3.1 pandas's dataframe to spark's dataframefrom pyspark.sql import SparkSession# initialization spark session spark = SparkSession\ .builder\ .getOrCreate () spark_df = spark.createDataFrame (pandas_df) 3.2 spark's dataframe to pandas's dataframeimport pandas as pdpandas_df = spark_df.toPandas ()

Since pandas is a stand-alone version, that is, toPandas () is a stand-alone version, refer to breeze_lsw and change it to a distributed version:

Import pandas as pddef _ map_to_pandas (rdds): return [pd.DataFrame (list (rdds))] def topas (df N_partitions=None): if n_partitions is not None: df = df.repartition (n_partitions) df_pand = df.rdd.mapPartitions (_ map_to_pandas).

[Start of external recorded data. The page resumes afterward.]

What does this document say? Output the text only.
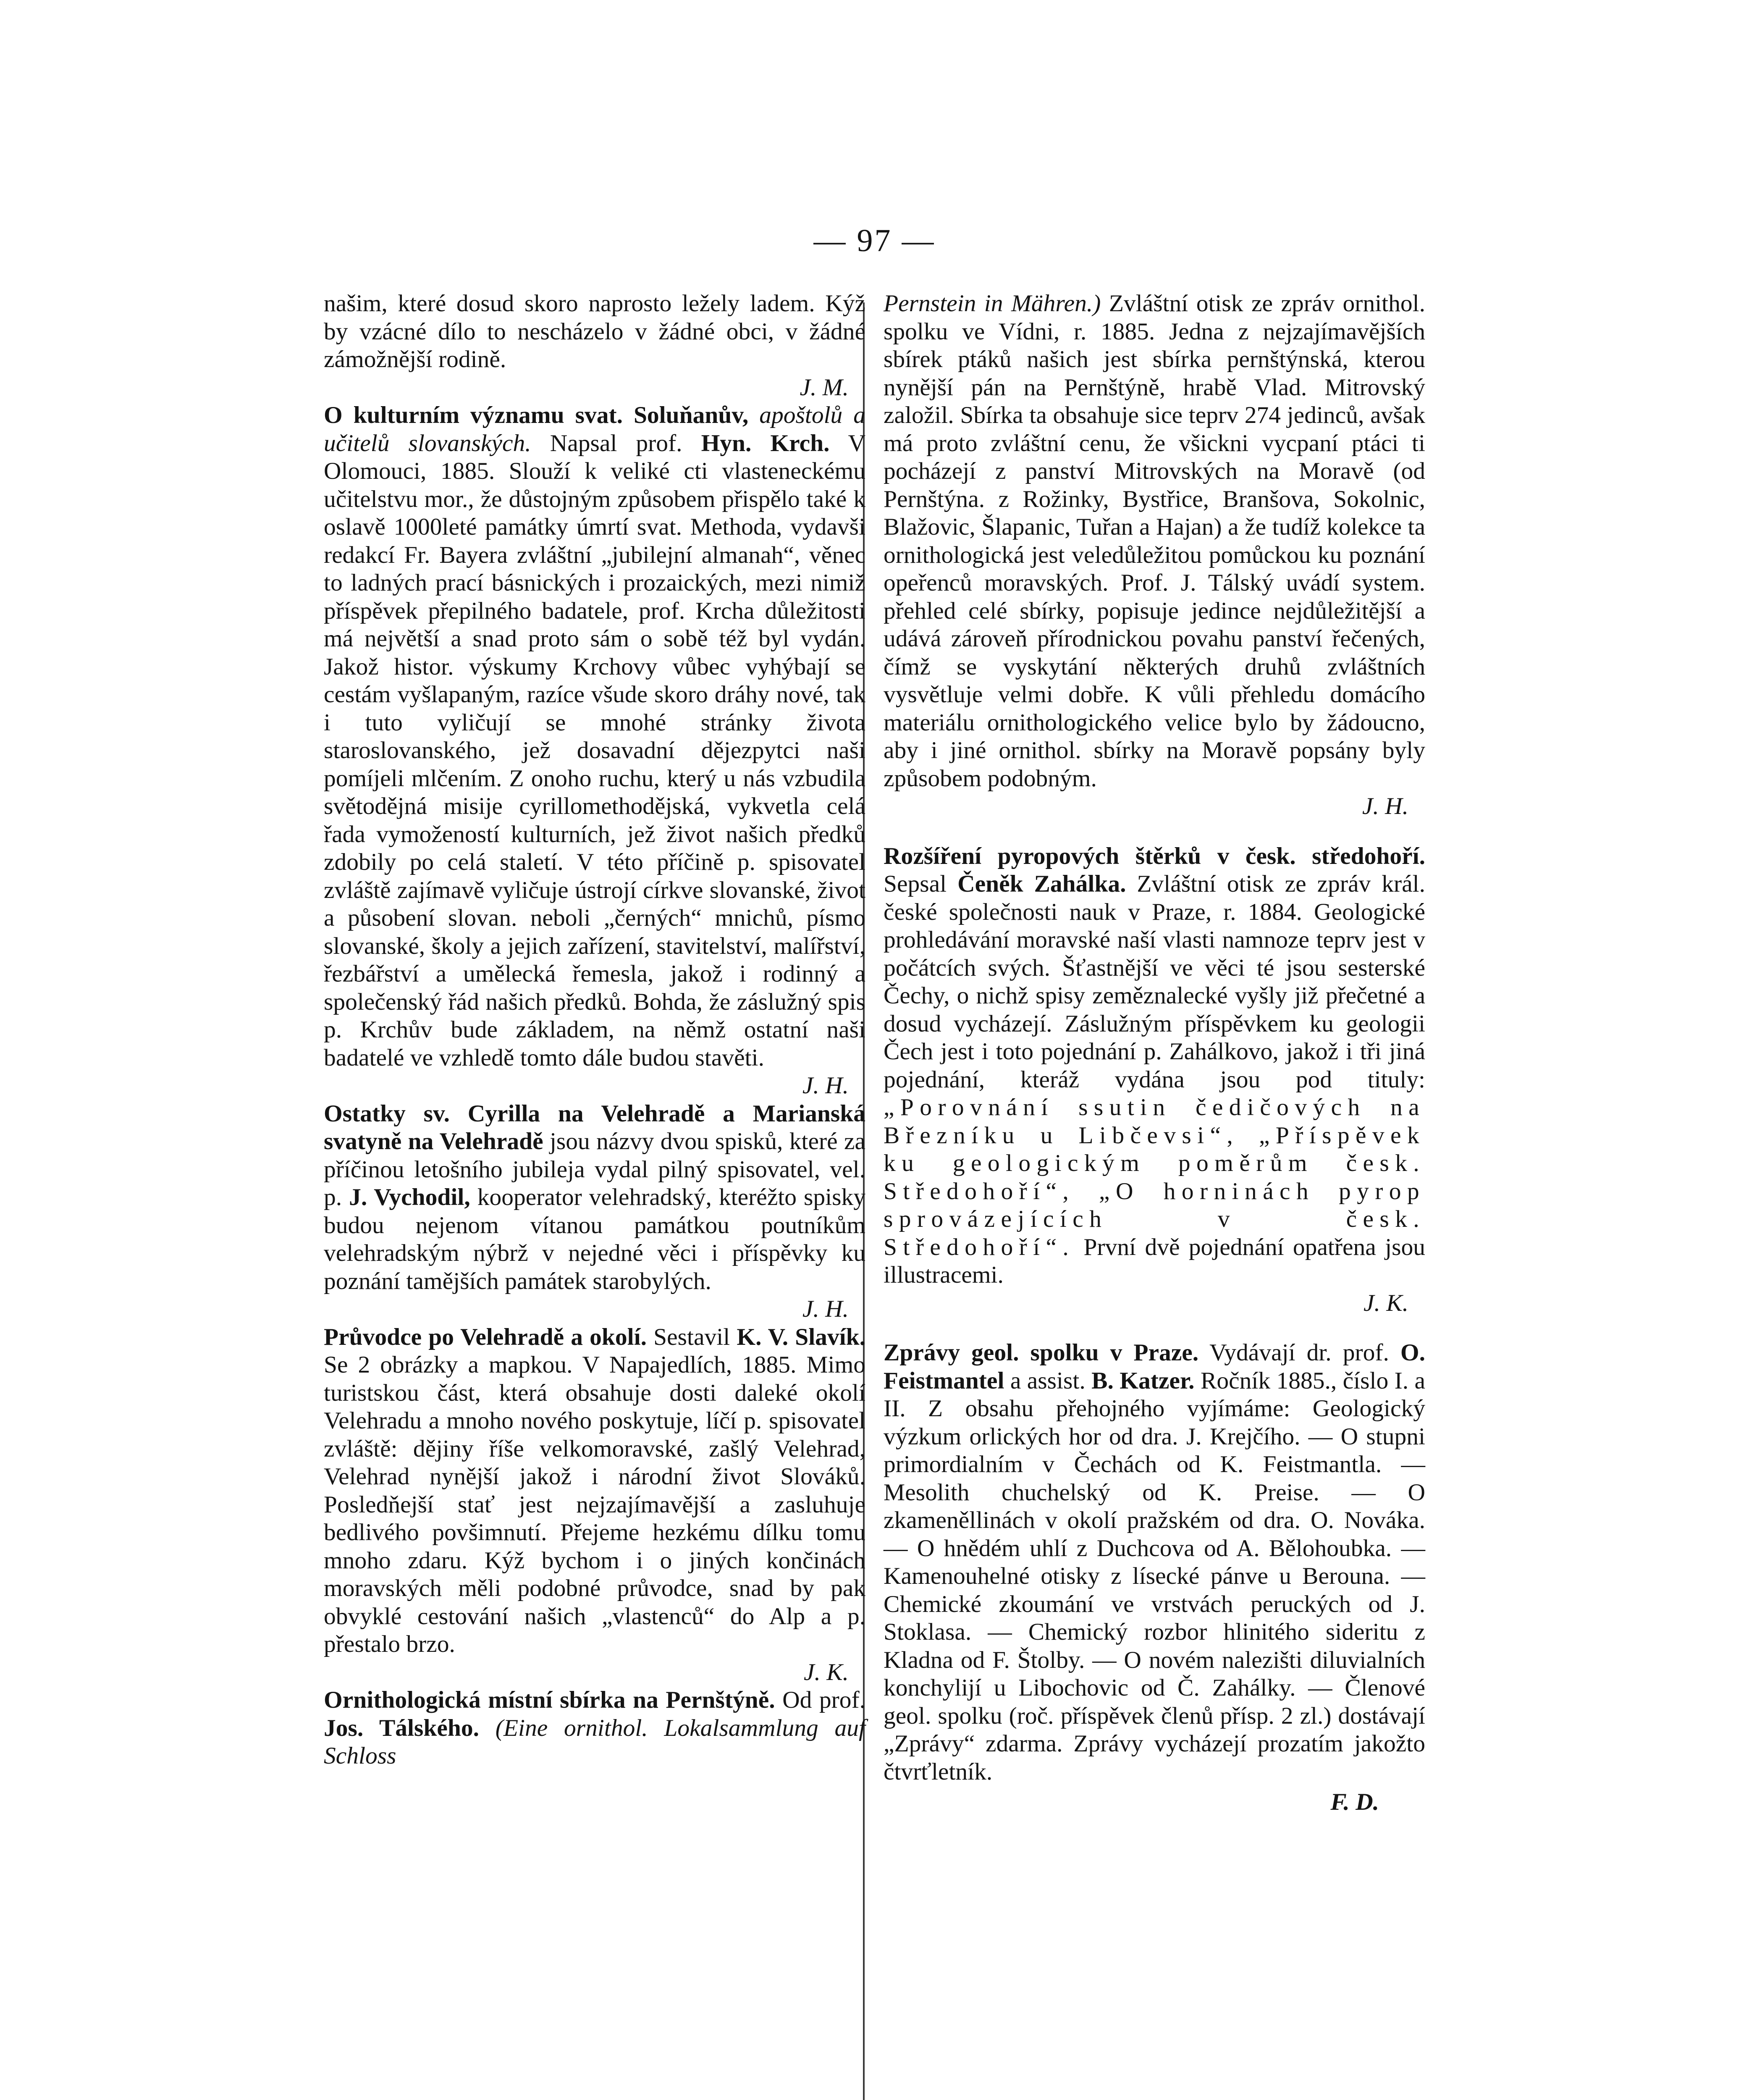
— 97 —

našim, které dosud skoro naprosto ležely ladem. Kýž by vzácné dílo to nescházelo v žádné obci, v žádné zámožnější rodině.
J. M.

O kulturním významu svat. Soluňanův, apoštolů a učitelů slovanských. Napsal prof. Hyn. Krch. V Olomouci, 1885. Slouží k veliké cti vlasteneckému učitelstvu mor., že důstojným způsobem přispělo také k oslavě 1000leté památky úmrtí svat. Methoda, vydavši redakcí Fr. Bayera zvláštní „jubilejní almanah“, věnec to ladných prací básnických i prozaických, mezi nimiž příspěvek přepilného badatele, prof. Krcha důležitosti má největší a snad proto sám o sobě též byl vydán. Jakož histor. výskumy Krchovy vůbec vyhýbají se cestám vyšlapaným, razíce všude skoro dráhy nové, tak i tuto vyličují se mnohé stránky života staroslovanského, jež dosavadní dějezpytci naši pomíjeli mlčením. Z onoho ruchu, který u nás vzbudila světodějná misije cyrillomethodějská, vykvetla celá řada vymožeností kulturních, jež život našich předků zdobily po celá staletí. V této příčině p. spisovatel zvláště zajímavě vyličuje ústrojí církve slovanské, život a působení slovan. neboli „černých“ mnichů, písmo slovanské, školy a jejich zařízení, stavitelství, malířství, řezbářství a umělecká řemesla, jakož i rodinný a společenský řád našich předků. Bohda, že záslužný spis p. Krchův bude základem, na němž ostatní naši badatelé ve vzhledě tomto dále budou stavěti.
J. H.

Ostatky sv. Cyrilla na Velehradě a Marianská svatyně na Velehradě jsou názvy dvou spisků, které za příčinou letošního jubileja vydal pilný spisovatel, vel. p. J. Vychodil, kooperator velehradský, kteréžto spisky budou nejenom vítanou památkou poutníkům velehradským nýbrž v nejedné věci i příspěvky ku poznání tamějších památek starobylých.
J. H.

Průvodce po Velehradě a okolí. Sestavil K. V. Slavík. Se 2 obrázky a mapkou. V Napajedlích, 1885. Mimo turistskou část, která obsahuje dosti daleké okolí Velehradu a mnoho nového poskytuje, líčí p. spisovatel zvláště: dějiny říše velkomoravské, zašlý Velehrad, Velehrad nynější jakož i národní život Slováků. Posledňejší stať jest nejzajímavější a zasluhuje bedlivého povšimnutí. Přejeme hezkému dílku tomu mnoho zdaru. Kýž bychom i o jiných končinách moravských měli podobné průvodce, snad by pak obvyklé cestování našich „vlastenců“ do Alp a p. přestalo brzo.
J. K.

Ornithologická místní sbírka na Pernštýně. Od prof. Jos. Tálského. (Eine ornithol. Lokalsammlung auf Schloss

Pernstein in Mähren.) Zvláštní otisk ze zpráv ornithol. spolku ve Vídni, r. 1885. Jedna z nejzajímavějších sbírek ptáků našich jest sbírka pernštýnská, kterou nynější pán na Pernštýně, hrabě Vlad. Mitrovský založil. Sbírka ta obsahuje sice teprv 274 jedinců, avšak má proto zvláštní cenu, že všickni vycpaní ptáci ti pocházejí z panství Mitrovských na Moravě (od Pernštýna. z Rožinky, Bystřice, Branšova, Sokolnic, Blažovic, Šlapanic, Tuřan a Hajan) a že tudíž kolekce ta ornithologická jest veledůležitou pomůckou ku poznání opeřenců moravských. Prof. J. Tálský uvádí system. přehled celé sbírky, popisuje jedince nejdůležitější a udává zároveň přírodnickou povahu panství řečených, čímž se vyskytání některých druhů zvláštních vysvětluje velmi dobře. K vůli přehledu domácího materiálu ornithologického velice bylo by žádoucno, aby i jiné ornithol. sbírky na Moravě popsány byly způsobem podobným.
J. H.

Rozšíření pyropových štěrků v česk. středohoří. Sepsal Čeněk Zahálka. Zvláštní otisk ze zpráv král. české společnosti nauk v Praze, r. 1884. Geologické prohledávání moravské naší vlasti namnoze teprv jest v počátcích svých. Šťastnější ve věci té jsou sesterské Čechy, o nichž spisy zeměznalecké vyšly již přečetné a dosud vycházejí. Záslužným příspěvkem ku geologii Čech jest i toto pojednání p. Zahálkovo, jakož i tři jiná pojednání, kteráž vydána jsou pod tituly: „Porovnání ssutin čedičových na Březníku u Libčevsi“, „Příspěvek ku geologickým poměrům česk. Středohoří“, „O horninách pyrop sprovázejících v česk. Středohoří“. První dvě pojednání opatřena jsou illustracemi.
J. K.

Zprávy geol. spolku v Praze. Vydávají dr. prof. O. Feistmantel a assist. B. Katzer. Ročník 1885., číslo I. a II. Z obsahu přehojného vyjímáme: Geologický výzkum orlických hor od dra. J. Krejčího. — O stupni primordialním v Čechách od K. Feistmantla. — Mesolith chuchelský od K. Preise. — O zkameněllinách v okolí pražském od dra. O. Nováka. — O hnědém uhlí z Duchcova od A. Bělohoubka. — Kamenouhelné otisky z lísecké pánve u Berouna. — Chemické zkoumání ve vrstvách peruckých od J. Stoklasa. — Chemický rozbor hlinitého sideritu z Kladna od F. Štolby. — O novém nalezišti diluvialních konchylijí u Libochovic od Č. Zahálky. — Členové geol. spolku (roč. příspěvek členů přísp. 2 zl.) dostávají „Zprávy“ zdarma. Zprávy vycházejí prozatím jakožto čtvrťletník.
F. D.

Collect () df_pand = pd.concat (df_pand) df_pand.columns = df.columnsreturn df_pand pandas_df = topas (spark_df) these are all the contents of the article "sample Analysis of pandas support and its conversion to DataFrame in Spark 3.0" Thank you for reading! I believe we all have a certain understanding, hope to share the content to help you, if you want to learn more knowledge, welcome to follow the industry information channel!

Welcome to subscribe "Shulou Technology Information " to get latest news, interesting things and hot topics in the IT industry, and controls the hottest and latest Internet news, technology news and IT industry trends.

*The comments in the above article only represent the author's personal views and do not represent the views and positions of this website. If you have more insights, please feel free to contribute and share.